Değerlerinizi gözden geçirin ve hayatınızda değişiklik yapın.
Günaydın hepinize sevgili yol arkadaşlarım,
Dünden beri bazı konularda zorlandığınızı biliyorum. Dün zor bir gün geçirmiş olabilirsiniz. Bugün ve hafta sonu da zorlayıcı düşünce ve duygularla baş etmeniz gerekebilir. Olması gereken olacak. Paniklemeyin sadece anlamaya çalışın. Dün akşam sizlere yaptığım canlı yayında bundan söz ettim. Olayların özetini çıkartabilmeyi ve tekrar okumayı başarın. Bir okuyucum şu şekilde mail atmış. Çok hoşuma gitti.
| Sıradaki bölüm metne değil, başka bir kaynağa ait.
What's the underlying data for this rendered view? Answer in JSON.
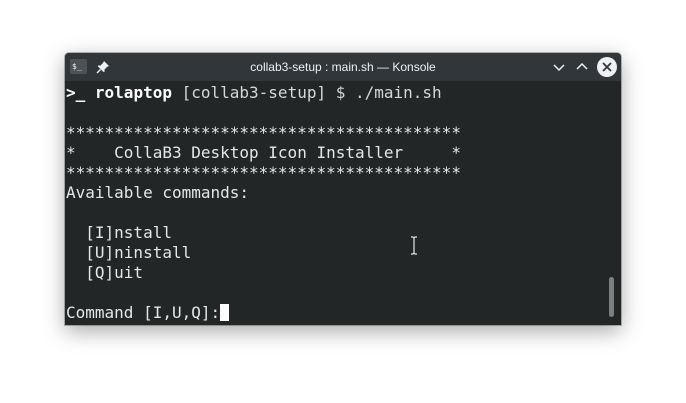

“Aygül Hanım yazınızı okuyunca kafam karışıyor. Sonra bir daha dönüp okuma ihtiyacı hissediyorum. Sonra tüm gün düşünmek zorunda kalıyorum. İlk önceleri kafam karışıyor diye okumak istemiyordum ama bu garip bir karışıklık oluyordu. Ben matematik öğretmeniyim. Sizin yazılarınızda inanılmaz bir matematik var. Problem içinde, çözüm içinde, biri beni anlıyor ama gözümüzün içine bakan bir öğretmen gibi benden sonuç bekliyor”
Bu yukarıdaki cümleleri övgü olarak kendime paylaşmadığımı biliyorsunuzdur. Bu bakış açısında bir eğitimcinin yaptığı bu değerli yorum öyle önemli ki…
Şöyle açıklayayım konuyu: Ben gerçekten yazının girişine 4 ekliyorsam-sonuçtan 4 çıkartmaya çalışıyorum. Yani yazı bittiğinde sizi sıfırlaması gerektiğini düşünüyorum. Bunun keşfedilmesi muhteşemdi. Çok etkilendim. Teşekkür ediyorum hocam.
Bir yol arkadaşımızda şunu merak etmiş. Belki hepiniz merak etmişsinizdir diye paylaşayım:
“Dünkü yazınızda Satürn tekrar oğlak burcuna dönüyor.2 Temmuz ve 17 aralık arasında burada ilerleyecek. Sonra artık bir daha bu noktaya gelmeyecek demişsiniz, bunu biraz daha açmanızı rica edebilir miyim?
Olumlu ve olumsuz etkileri ne yönde belirgin olacaktır? Satürn tekrar bu noktaya gelmeyecek olmasını iyi olumlu düşünmek istiyorum. Genelde pozitif birisiyimdir.
2 Temmuz- 17 aralık zaman dilimini bu bağlamda nasıl değerlendirmemizi tavsiye edebilirsiniz?”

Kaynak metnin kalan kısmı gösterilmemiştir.